When the heat kicks in, my cooking style shifts completely. I crave
things that are cool, refreshing, and still packed with bold flavor.
This Pineapple Jalapeño Dip hits every mark. Creamy with a sweet-tangy bite and
just the right touch of heat, it pairs beautifully with a chilled glass of
white wine on a warm evening. For dippers, I love using oversized croutons I
made from homemade
pizza bread, along with crisp apple slices, celery sticks,
and fresh pineapple chunks.
You can dial up the spice by leaving the seeds in the jalapeño—I usually do
because I enjoy that extra kick.
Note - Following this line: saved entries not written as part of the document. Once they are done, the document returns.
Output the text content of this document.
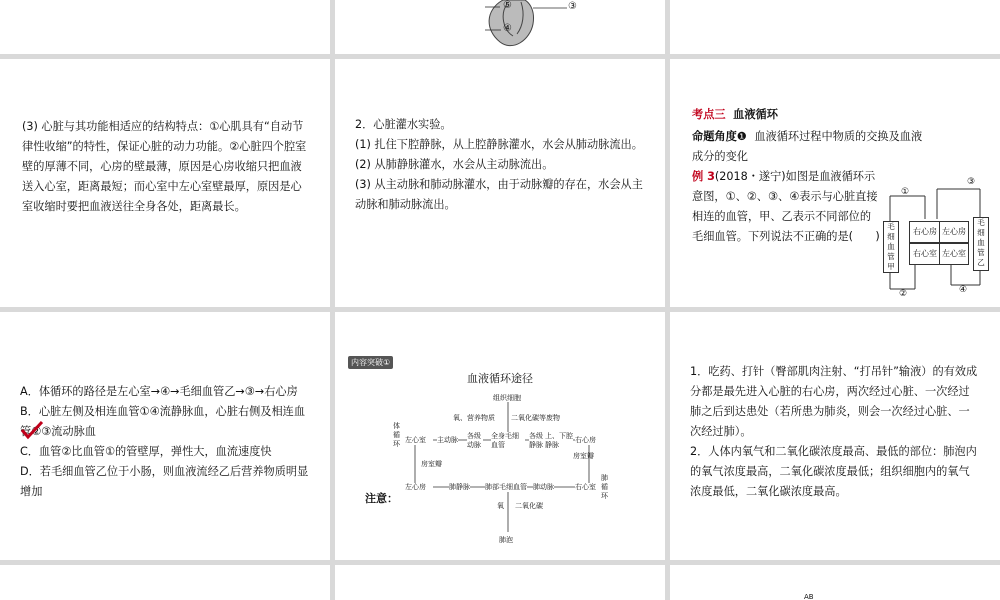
⑤	③
④

(3) 心脏与其功能相适应的结构特点：①心肌具有“自动节律性收缩”的特性，保证心脏的动力功能。②心脏四个腔室壁的厚薄不同，心房的壁最薄，原因是心房收缩只把血液送入心室，距离最短；而心室中左心室壁最厚，原因是心室收缩时要把血液送往全身各处，距离最长。

2．心脏灌水实验。

(1) 扎住下腔静脉，从上腔静脉灌水，水会从肺动脉流出。

(2) 从肺静脉灌水，水会从主动脉流出。

(3) 从主动脉和肺动脉灌水，由于动脉瓣的存在，水会从主动脉和肺动脉流出。

考点三 血液循环

命题角度❶ 血液循环过程中物质的交换及血液成分的变化
例 3(2018・遂宁)如图是血液循环示意图，①、②、③、④表示与心脏直接相连的血管，甲、乙表示不同部位的毛细血管。下列说法不正确的是(　　)
毛细血管甲
毛细血管乙
右心房 左心房
右心室 左心室
①
③
②	④

A．体循环的路径是左心室→④→毛细血管乙→③→右心房

B．心脏左侧及相连血管①④流静脉血，心脏右侧及相连血管②③流动脉血

C．血管②比血管①的管壁厚，弹性大，血流速度快

D．若毛细血管乙位于小肠，则血液流经乙后营养物质明显增加

内容突破①
血液循环途径
注意：
体循环
组织细胞
氧、营养物质 二氧化碳等废物
左心室 主动脉 各级动脉
全身毛细血管
各级静脉
上、下腔静脉
右心房
房室瓣
房室瓣
肺循环
左心房	肺静脉 肺部毛细血管 肺动脉	右心室
氧 二氧化碳
肺泡

1．吃药、打针（臀部肌肉注射、“打吊针”输液）的有效成分都是最先进入心脏的右心房，两次经过心脏、一次经过肺之后到达患处（若所患为肺炎，则会一次经过心脏、一次经过肺）。

2．人体内氧气和二氧化碳浓度最高、最低的部位：肺泡内的氧气浓度最高，二氧化碳浓度最低；组织细胞内的氧气浓度最低，二氧化碳浓度最高。

AB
I’ve also discovered it makes a fantastic
sandwich spread, especially on a ham sandwich. Feel free to experiment with the
ingredients or find new ways to serve it. Whatever you do, just make it—you’re
going to love it.
Pineapple Jalapeño Dip
1 12 oz. container whipped cream cheese
2 T. sour cream
1 8 oz. can crushed pineapple, drained
1 scallion, minced
1 Melissa’s pickled jalapeño, seeded (or not) and minced
1 t. garlic powder
1 t. sugar
½ t. kosher salt
Pinch Melissa’s
Chili Lime Seasoning
In a medium-size bowl, combine all of the
ingredients. Mix well.
Refrigerate for 2 hours before serving. I find it best when chilled overnight.
Serve with apple slices, celery sticks, fresh pineapple, croutons, crackers, whatever you like.